When I first heard about Balatro (out now on Xbox Series X|S and Xbox One), I wondered how you could make a roguelike deckbuilder – a genre already stacked with greats like Slay the Spire, Monster Train, Inscryption, Hand of Fate, and more – using only poker as an inspiration. After accidentally playing 15 hours of Balatro in only a few short days, I’ve come to realize that this isn’t about playing poker, it’s about breaking poker – and it’s incredible.
Balatro has a simple premise – every poker hand is assigned a points score, and a multiplier for that score. You’re dealt a hand, offered the chance to discard up to five cards at a time, and then try to find the best possible way to hit the highest points total. There are no opponents, per se, just higher and higher points totals you’re tasked with beating (although there are “boss levels” that introduce extra, often painful, mechanics to work around). It’s a simple, elegant set-up. But the ways you can go beyond that set up are anything but simple.

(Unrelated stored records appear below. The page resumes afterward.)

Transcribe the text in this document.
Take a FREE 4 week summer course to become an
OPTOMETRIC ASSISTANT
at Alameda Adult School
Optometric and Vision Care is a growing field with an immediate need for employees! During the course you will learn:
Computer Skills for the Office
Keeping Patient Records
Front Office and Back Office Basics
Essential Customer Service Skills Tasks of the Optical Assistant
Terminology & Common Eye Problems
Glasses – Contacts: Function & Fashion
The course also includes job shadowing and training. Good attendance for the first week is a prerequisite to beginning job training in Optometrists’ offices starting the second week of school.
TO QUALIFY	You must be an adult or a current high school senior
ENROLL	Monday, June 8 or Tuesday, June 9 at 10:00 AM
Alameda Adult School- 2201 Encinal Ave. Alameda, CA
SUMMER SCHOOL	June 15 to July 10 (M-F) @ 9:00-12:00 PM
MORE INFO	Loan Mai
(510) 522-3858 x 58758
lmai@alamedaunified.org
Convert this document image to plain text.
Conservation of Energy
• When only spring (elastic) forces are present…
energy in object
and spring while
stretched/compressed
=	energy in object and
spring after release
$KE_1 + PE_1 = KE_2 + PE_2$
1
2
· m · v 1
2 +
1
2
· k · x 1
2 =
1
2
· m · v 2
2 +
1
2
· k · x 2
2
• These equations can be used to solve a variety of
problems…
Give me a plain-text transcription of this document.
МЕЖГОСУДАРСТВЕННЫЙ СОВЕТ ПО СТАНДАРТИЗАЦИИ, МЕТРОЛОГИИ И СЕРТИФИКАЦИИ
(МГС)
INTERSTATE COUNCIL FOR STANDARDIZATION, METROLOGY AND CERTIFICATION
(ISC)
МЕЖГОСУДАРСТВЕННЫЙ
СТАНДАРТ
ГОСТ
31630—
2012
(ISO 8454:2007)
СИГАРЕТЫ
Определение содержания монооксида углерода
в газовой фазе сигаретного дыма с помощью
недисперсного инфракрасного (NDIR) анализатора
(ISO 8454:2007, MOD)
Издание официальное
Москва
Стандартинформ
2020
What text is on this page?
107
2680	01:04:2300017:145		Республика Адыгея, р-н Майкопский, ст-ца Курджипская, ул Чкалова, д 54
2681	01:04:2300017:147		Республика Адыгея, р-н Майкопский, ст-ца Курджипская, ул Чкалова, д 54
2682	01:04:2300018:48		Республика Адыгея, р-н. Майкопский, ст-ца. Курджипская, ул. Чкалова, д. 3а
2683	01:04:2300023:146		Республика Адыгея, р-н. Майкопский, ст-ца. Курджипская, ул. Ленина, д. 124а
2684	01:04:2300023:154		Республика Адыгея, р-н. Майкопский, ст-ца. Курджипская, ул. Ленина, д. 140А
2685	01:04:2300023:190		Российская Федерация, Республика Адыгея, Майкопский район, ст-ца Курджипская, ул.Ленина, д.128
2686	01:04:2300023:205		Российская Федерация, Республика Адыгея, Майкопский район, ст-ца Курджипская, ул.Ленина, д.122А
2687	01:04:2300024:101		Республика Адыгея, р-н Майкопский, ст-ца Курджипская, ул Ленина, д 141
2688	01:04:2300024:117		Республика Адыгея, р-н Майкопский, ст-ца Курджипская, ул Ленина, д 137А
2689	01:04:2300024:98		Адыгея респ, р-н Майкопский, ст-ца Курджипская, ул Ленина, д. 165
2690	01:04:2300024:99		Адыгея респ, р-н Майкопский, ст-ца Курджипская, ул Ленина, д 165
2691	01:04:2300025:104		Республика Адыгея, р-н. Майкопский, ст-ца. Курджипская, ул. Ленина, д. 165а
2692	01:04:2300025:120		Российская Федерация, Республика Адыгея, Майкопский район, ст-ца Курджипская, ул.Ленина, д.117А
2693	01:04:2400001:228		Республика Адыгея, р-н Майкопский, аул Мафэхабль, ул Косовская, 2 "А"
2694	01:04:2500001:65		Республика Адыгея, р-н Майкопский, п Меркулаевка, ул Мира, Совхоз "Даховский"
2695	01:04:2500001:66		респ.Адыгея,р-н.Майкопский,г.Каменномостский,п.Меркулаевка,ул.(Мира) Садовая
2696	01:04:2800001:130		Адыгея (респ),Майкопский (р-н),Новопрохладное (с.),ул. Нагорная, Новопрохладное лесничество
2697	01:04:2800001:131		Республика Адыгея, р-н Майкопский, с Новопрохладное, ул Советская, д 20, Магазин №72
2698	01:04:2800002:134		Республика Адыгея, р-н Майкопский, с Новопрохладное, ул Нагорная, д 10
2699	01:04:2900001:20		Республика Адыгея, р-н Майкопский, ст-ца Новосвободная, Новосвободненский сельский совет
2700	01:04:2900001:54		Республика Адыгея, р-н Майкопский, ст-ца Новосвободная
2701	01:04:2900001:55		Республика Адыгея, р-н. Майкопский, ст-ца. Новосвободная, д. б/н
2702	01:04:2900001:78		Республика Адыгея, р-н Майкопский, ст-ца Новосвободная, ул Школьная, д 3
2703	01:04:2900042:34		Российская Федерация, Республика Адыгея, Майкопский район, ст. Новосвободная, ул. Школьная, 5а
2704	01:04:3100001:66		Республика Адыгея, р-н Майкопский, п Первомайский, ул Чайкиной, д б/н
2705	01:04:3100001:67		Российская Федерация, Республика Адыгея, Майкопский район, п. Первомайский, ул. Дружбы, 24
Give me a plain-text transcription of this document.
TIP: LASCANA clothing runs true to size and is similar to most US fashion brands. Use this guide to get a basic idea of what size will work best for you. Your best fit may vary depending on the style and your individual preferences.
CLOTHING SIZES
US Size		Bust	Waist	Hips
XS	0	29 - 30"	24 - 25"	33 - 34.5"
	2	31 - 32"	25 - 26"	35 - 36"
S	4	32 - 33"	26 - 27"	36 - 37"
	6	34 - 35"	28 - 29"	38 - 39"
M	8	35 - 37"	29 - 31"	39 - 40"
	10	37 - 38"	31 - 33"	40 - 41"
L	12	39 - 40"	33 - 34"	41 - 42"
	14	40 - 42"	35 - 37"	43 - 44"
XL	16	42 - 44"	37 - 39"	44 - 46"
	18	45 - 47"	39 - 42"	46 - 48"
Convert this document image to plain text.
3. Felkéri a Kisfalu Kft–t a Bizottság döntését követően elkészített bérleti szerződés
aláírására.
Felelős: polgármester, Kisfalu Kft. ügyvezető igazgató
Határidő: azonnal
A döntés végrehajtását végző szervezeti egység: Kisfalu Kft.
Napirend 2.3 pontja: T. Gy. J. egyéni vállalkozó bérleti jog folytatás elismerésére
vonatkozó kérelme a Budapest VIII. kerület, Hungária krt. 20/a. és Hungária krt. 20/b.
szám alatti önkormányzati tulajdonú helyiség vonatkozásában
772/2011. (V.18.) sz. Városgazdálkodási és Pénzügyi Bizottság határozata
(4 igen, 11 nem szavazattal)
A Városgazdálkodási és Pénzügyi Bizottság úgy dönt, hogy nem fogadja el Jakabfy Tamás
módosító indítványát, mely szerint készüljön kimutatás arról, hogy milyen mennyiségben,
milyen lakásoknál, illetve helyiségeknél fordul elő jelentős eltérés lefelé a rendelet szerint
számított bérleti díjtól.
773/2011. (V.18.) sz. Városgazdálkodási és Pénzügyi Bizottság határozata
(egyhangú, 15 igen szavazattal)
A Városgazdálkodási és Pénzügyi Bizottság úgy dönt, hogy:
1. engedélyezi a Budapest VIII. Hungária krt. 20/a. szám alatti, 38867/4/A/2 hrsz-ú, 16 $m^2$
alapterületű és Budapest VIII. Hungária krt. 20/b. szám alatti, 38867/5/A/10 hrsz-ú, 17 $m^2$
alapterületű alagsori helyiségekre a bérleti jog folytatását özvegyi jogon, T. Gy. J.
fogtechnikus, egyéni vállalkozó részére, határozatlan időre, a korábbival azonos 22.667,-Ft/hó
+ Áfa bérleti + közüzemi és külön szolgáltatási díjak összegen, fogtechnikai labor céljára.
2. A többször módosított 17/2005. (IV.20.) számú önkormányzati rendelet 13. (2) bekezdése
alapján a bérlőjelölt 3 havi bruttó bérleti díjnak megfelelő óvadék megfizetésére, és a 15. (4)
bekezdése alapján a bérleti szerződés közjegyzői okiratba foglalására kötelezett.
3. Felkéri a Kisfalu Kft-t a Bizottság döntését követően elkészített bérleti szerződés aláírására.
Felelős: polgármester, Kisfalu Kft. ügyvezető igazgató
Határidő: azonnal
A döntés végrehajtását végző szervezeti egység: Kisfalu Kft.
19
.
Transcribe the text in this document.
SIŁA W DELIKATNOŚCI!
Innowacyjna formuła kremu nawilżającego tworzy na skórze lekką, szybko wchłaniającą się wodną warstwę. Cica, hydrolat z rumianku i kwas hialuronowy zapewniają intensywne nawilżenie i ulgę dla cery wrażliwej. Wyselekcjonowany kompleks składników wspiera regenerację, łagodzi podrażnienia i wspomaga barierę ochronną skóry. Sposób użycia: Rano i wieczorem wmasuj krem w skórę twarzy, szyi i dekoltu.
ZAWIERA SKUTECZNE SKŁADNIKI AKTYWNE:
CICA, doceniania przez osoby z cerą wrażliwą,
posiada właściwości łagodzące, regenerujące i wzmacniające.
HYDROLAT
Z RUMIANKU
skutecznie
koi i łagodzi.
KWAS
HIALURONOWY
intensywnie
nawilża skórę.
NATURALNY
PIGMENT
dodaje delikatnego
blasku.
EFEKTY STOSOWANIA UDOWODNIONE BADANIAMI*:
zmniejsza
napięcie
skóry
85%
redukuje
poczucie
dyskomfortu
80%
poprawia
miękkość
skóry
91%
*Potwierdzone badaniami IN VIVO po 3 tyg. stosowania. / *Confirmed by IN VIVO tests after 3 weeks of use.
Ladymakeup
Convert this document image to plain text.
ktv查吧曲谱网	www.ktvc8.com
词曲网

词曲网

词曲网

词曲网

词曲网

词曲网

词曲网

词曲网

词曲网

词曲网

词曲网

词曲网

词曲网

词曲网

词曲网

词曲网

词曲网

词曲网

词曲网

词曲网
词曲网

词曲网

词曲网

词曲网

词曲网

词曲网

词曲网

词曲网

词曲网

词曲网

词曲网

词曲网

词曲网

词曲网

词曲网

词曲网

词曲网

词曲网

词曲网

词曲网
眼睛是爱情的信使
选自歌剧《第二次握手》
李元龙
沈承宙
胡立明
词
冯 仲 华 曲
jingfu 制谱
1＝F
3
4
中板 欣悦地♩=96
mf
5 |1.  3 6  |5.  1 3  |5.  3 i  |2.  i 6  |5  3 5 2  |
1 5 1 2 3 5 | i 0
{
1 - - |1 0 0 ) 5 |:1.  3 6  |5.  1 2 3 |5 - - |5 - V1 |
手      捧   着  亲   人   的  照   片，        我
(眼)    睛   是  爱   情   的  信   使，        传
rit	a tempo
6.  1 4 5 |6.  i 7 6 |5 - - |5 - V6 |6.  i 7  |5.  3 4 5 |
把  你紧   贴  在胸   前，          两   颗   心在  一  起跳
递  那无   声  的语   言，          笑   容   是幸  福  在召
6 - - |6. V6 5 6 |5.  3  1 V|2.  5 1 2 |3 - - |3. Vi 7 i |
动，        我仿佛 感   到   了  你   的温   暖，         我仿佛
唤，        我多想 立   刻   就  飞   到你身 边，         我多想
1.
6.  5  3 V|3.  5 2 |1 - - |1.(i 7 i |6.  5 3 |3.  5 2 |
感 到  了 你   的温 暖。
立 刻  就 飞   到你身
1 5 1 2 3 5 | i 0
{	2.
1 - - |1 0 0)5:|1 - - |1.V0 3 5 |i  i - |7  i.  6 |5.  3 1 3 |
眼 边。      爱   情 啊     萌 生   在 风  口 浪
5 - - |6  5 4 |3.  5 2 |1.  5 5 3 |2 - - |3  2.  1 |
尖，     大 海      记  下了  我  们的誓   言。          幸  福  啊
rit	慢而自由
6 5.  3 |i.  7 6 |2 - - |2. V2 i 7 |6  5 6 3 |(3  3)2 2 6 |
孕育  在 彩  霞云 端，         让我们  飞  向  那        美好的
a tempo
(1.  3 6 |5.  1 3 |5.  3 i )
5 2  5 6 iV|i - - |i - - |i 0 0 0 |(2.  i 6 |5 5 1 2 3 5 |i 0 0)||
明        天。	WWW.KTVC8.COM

Between each round, you can purchase new cards and abilities from an in-game shop, using money earned by playing each round efficiently, or stylishly. The key to understanding Balatro is to realise that everything you can add to your deck isn’t a way to cheat as such, but a means of literally changing how poker works. The most obvious of these tools comes in the form of Jokers, cards that live separately from your deck, and offer 150 different ways to change how your other cards react – from buffing certain suits, to earning you more money to spend, to truly wild abilities I won’t spoil.
But beyond Jokers there are ways to add extra abilities to your deck as a whole, enhance the potency of certain hand types, add extra cards to your line-up, remove or change suits, and much, much more. It’s overwhelming at first, but as you begin to understand how many variables there are, and how they interact, you start to realise that the game of poker, in Balatro‘s hands, is a mutable, mercurial thing.
There’s a digital spookiness to all of this – like we’re playing a virtual poker machine in some haunted casino.
I’ve built decks where a simple pair is more powerful than a straight flush. I’ve built decks that mean straights no longer work the way they should, and allow me to create wild combos more frequently. I’ve built decks where I’ve experimented and discovered that there are valid poker hands here that don’t even exist in the real-life game – five of a kind, anyone?
I’ve discovered a new way to play Balatro on every single run I’ve played, quite literally –and I’ve played a lot. This isn’t a game about working within the rules to succeed, it’s about changing the rules to help you redefine what success is. I’ve already hit point scores I didn’t necessarily think were possible when I started playing – and, looking in the unlocks menu, I’ve realised that there are point scores that still feel baffling this far into my time with the game.
Speaking of unlocks, this is where Balatro offers you a meaningful sense of progression. Every new run is a total reset – you can’t keep abilities or receive passive upgrades, but hitting (often very specific) targets will unlock new cards for you to use in future runs. I’m now looking through menus between each run, working out what bizarre goal I want to hit next – a run where I somehow have 30 club cards in my deck? Let’s give it a try.
Perhaps my biggest reservation going into Balatro is that there was no story to anchor this all to – I’ve loved roguelike deckbuilders’ many approaches to slowly but surely offering up a narrative through what amount to simple games of cards. But I’ve come to realise that part of the beauty here is that this game swaps story for atmosphere.
There’s a digital spookiness at work, from the faux-CRT scanlines across the screen, to its heavy reliance on tarot imagery, to the general sense that something is broken about all of this – like we’re playing a virtual poker machine in some haunted casino. I’ll never truly know what’s going on beyond my newest deck’s abilities, and that feels like the point.